Dalam sambutannya, Merilu Ripner menegaskan bahwa PATBM memiliki peran strategis sebagai garda terdepan dalam upaya perlindungan perempuan dan anak di tingkat desa.
Menurutnya, keberadaan PATBM menjadi salah satu indikator penting dalam mewujudkan Kabupaten Banjar sebagai Kabupaten Layak Anak.
“PATBM merupakan mitra pemerintah yang bekerja bersama Bhabinkamtibmas, Babinsa, tokoh agama, dan tokoh masyarakat dalam memberikan perlindungan kepada perempuan dan anak di lingkungan desa,” ujarnya.
Ia menambahkan, PATBM bukan sekadar organisasi atau papan nama di desa, melainkan sebuah gerakan masyarakat yang aktif melakukan deteksi dini, pencegahan, hingga penanganan awal terhadap berbagai persoalan yang mengancam hak-hak anak.
“PATBM adalah mata, telinga, dan tangan kita di tingkat akar rumput untuk melakukan deteksi dini, pencegahan, serta penanganan awal terhadap kasus-kasus yang melibatkan anak,” katanya.
Merilu juga mengajak seluruh peserta untuk mengikuti sosialisasi dengan serius agar ilmu dan pengalaman yang diperoleh dapat diterapkan secara nyata di wilayah masing-masing.
“Mari kita rapatkan barisan demi mewujudkan Kabupaten Banjar yang benar-benar layak anak, tempat setiap anak merasa aman, nyaman, dan bahagia dalam meraih cita-citanya,” tambahnya.
Sementara itu, Ketua Pelaksana kegiatan, Dr.

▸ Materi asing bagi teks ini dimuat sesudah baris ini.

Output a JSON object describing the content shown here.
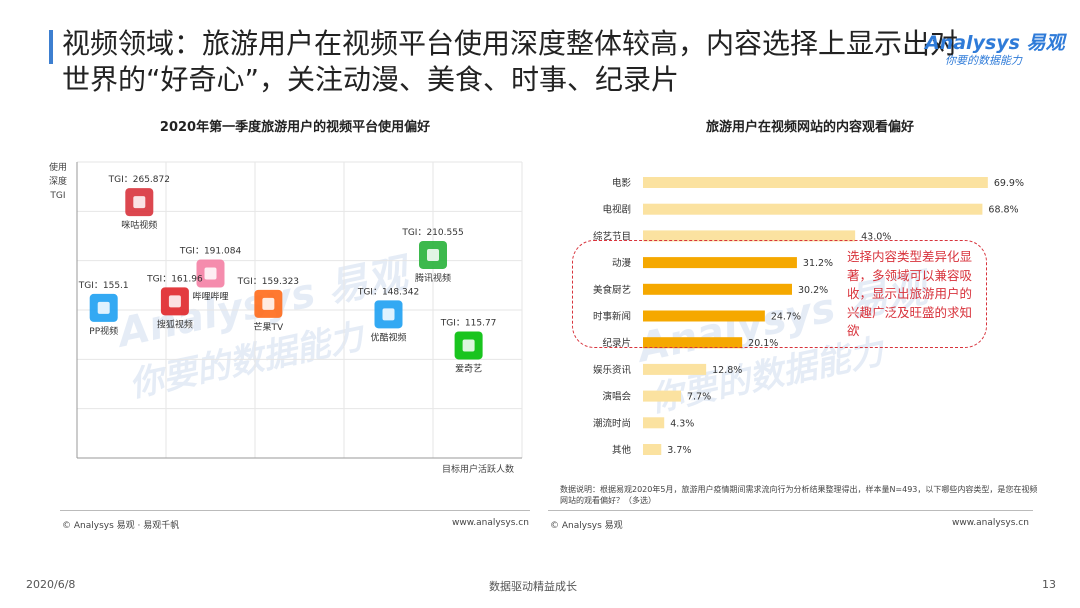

Dyah Febria Wardhani, menjelaskan bahwa sosialisasi tersebut bertujuan mengaktifkan kembali sekaligus memperkuat kapasitas kader PATBM di tingkat desa dan kecamatan.
Menurutnya, tantangan perlindungan anak saat ini semakin kompleks seiring perkembangan teknologi digital dan perubahan sosial yang terjadi di masyarakat.
“Kegiatan ini menjadi langkah penting untuk meningkatkan pemahaman masyarakat serta aparatur desa dan kelurahan mengenai perlindungan anak berbasis komunitas,” jelas Dyah.
Selain meningkatkan kapasitas kader, kegiatan ini juga diharapkan mampu memperkuat koordinasi antara pemerintah daerah, pemerintah kecamatan, hingga kader PATBM di desa dan kelurahan dalam mendeteksi, mencegah, dan menangani kasus pelanggaran hak anak secara dini.
Sosialisasi menghadirkan narasumber dari Dinas Pemberdayaan Perempuan, Perlindungan Anak dan Keluarga Berencana Provinsi Kalimantan Selatan, yakni Kasi Perlindungan Khusus Anak, EM. Indriani Dwi Warastuti Pongoh.
Melalui penguatan peran PATBM, Pemerintah Kabupaten Banjar berharap tercipta lingkungan yang semakin aman dan ramah bagi anak, sekaligus mempercepat terwujudnya Kabupaten Layak Anak di seluruh wilayah Kabupaten Banjar.